The proprietor of a storage enterprise employed a dredger operator as an independent contractor and did not remit social-security contributions for the latter. However, during a tax audit, the social security authority found that an employment relationship actually existed that was subject to payment of social-security contributions and sought retroactive payment of the social-security contributions from the proprietor of the storage enterprise. The social security authority considered the employment "illegal" within the meaning of Section 14(2) of Social Code IV and therefore treated the compensation agreed by the parties as net wages. It then extrapolated a fictitious gross income for the purposes of calculation of social-security contributions. The proprietor of the dredging enterprise contested the calculation of the social-security contributions to be paid retroactively, claiming that he had assumed in good faith that he was dealing with an independent contractor who was not subject to payment of social-security contributions. Since he did not violate an obligation to make such contributions intentionally or due to negligence, he argued that there could be no question of "illegal employment" and that the compensation actually paid should be taken as gross income for the purposes of calculation.

Problem

Total social-security contributions are normally calculated on the basis of the agreed gross income. In the case of "illegal employment" within the meaning of Section 14(2) sentence 2 of Social Code IV, however, compensation is treated as net income for punitive reasons and the gross amount extrapolated from that figure to yield significantly higher social-security contributions. The law does not specify whether objective violation of the duty to remit social-security contributions constitutes in and of itself "illegal employment" or if such breach of duty must also involve culpability. Some scholarly authors advance the opinion that application of the punitive provision contained in Section 14(2) sentence 2 of Social Code IV is appropriate only if the employer violated his duty through negligence or intentionally.

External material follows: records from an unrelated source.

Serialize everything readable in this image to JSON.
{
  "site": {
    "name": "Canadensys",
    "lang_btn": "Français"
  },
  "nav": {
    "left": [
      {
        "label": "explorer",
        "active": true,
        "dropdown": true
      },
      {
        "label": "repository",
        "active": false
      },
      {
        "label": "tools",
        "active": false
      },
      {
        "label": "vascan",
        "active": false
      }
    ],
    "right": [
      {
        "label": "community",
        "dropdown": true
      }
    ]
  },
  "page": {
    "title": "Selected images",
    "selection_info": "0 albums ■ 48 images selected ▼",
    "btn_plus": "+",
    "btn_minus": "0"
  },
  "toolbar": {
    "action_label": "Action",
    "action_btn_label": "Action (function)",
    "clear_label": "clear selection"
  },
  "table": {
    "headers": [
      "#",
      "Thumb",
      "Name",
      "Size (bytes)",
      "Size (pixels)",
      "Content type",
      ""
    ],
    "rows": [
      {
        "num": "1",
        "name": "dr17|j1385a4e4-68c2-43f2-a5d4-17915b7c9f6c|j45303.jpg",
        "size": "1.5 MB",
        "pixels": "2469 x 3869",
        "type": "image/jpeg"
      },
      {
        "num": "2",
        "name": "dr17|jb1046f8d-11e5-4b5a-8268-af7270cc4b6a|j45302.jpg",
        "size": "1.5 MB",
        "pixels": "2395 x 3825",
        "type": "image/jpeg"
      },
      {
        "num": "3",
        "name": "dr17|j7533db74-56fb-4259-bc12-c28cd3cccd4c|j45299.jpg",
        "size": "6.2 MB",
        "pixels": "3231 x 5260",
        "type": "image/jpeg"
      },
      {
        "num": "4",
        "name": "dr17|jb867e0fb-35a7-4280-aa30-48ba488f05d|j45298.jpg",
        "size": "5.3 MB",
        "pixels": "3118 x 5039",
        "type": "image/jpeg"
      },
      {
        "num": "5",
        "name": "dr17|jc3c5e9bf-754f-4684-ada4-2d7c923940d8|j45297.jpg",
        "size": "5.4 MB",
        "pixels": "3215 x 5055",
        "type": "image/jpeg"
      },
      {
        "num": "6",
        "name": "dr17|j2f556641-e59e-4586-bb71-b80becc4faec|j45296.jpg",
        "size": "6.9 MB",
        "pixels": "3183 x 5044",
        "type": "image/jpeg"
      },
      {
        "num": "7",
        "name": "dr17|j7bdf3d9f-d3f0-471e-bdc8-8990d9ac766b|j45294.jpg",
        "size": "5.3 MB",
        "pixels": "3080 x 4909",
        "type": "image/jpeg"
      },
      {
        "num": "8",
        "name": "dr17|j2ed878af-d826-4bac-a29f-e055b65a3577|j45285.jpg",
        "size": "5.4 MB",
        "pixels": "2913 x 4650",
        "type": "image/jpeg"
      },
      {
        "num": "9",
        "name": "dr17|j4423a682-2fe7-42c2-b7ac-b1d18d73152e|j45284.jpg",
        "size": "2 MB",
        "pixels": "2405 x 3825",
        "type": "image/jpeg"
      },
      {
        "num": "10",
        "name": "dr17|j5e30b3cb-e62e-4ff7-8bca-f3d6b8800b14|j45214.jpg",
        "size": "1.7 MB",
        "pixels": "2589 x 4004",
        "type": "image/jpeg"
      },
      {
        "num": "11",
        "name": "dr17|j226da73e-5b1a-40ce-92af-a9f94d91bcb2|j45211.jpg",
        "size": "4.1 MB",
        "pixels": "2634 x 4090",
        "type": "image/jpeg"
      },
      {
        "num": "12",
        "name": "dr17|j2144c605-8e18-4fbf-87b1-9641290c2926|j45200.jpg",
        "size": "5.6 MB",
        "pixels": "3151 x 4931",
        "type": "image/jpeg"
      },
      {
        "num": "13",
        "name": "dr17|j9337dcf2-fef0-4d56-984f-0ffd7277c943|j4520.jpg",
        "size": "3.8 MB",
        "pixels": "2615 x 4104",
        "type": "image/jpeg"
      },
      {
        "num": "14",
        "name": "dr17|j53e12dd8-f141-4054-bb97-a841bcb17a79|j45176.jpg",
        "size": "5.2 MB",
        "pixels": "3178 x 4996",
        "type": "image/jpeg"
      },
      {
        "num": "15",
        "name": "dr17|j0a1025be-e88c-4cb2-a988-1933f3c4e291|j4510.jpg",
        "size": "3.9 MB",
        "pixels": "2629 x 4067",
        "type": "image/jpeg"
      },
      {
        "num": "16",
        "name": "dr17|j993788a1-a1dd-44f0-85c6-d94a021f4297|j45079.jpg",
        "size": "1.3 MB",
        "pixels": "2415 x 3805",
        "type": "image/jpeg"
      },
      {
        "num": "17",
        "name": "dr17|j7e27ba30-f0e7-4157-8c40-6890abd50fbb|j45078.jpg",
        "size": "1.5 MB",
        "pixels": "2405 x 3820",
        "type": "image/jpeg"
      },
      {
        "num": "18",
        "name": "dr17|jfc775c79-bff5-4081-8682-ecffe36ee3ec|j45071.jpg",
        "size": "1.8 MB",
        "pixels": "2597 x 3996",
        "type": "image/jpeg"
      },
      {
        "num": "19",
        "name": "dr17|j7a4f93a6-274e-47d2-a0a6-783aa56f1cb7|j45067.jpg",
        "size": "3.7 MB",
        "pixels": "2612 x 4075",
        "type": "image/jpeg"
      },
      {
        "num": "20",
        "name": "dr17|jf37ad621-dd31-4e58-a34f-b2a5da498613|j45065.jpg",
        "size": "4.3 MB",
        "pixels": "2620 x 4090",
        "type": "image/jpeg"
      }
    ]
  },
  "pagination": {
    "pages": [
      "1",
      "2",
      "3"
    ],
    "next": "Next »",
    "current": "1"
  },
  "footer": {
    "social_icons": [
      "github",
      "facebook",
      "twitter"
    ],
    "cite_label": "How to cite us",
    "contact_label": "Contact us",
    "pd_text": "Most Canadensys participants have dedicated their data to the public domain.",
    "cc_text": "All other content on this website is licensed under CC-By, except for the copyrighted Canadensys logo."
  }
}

They argue that application of a fictional agreement based on net wages is, on the other hand, disproportionate in the case of what is merely a layman's misassessment of the situation.

Decision

The Rhineland-Palatinate Higher Social Court dismissed the action contesting the calculation of social-security contributions in its judgment of 29 July 2009, arguing that culpability on the part of the employer need not be present in order to qualify an activity as "illegal employment." The court maintained that mere non-payment of taxes and contributions that are due and failure to register with the social-security authorities suffice to qualify the employment relationship as illegal. According to the court, the punitive provision contained in Section 14 of Social Code IV is intended to avoid any economic loss resulting from failure to remit social-security contributions and that it is irrelevant whether the employer failed to recognize his obligations in respect of social security through negligence or intentionally or assumed in good faith that he was exempt from payment of social-security contributions.

Recommendation

According to the judgment of the Rhineland-Palatinate Higher Social Court, any failure to properly assess social-security obligations in connection with employment makes such employment illegal and as a result entails application of a fictional employment agreement based upon net wages and retroactive payment of commensurate social-security contributions. Given this situation, employers should thoroughly examine the issue of exemption from participation in the social-security system when entering into relationships with independent contractors. The enormous potential liability resulting from retroactive payment of social-security contributions can be alleviated with legal effect by initiating declaratory proceedings to ascertain the actual status in a given case pursuant to Section 7a of Social Code IV. Such proceedings make it possible to obtain a binding opinion from the social-security authority in respect of compulsory social security or exemption.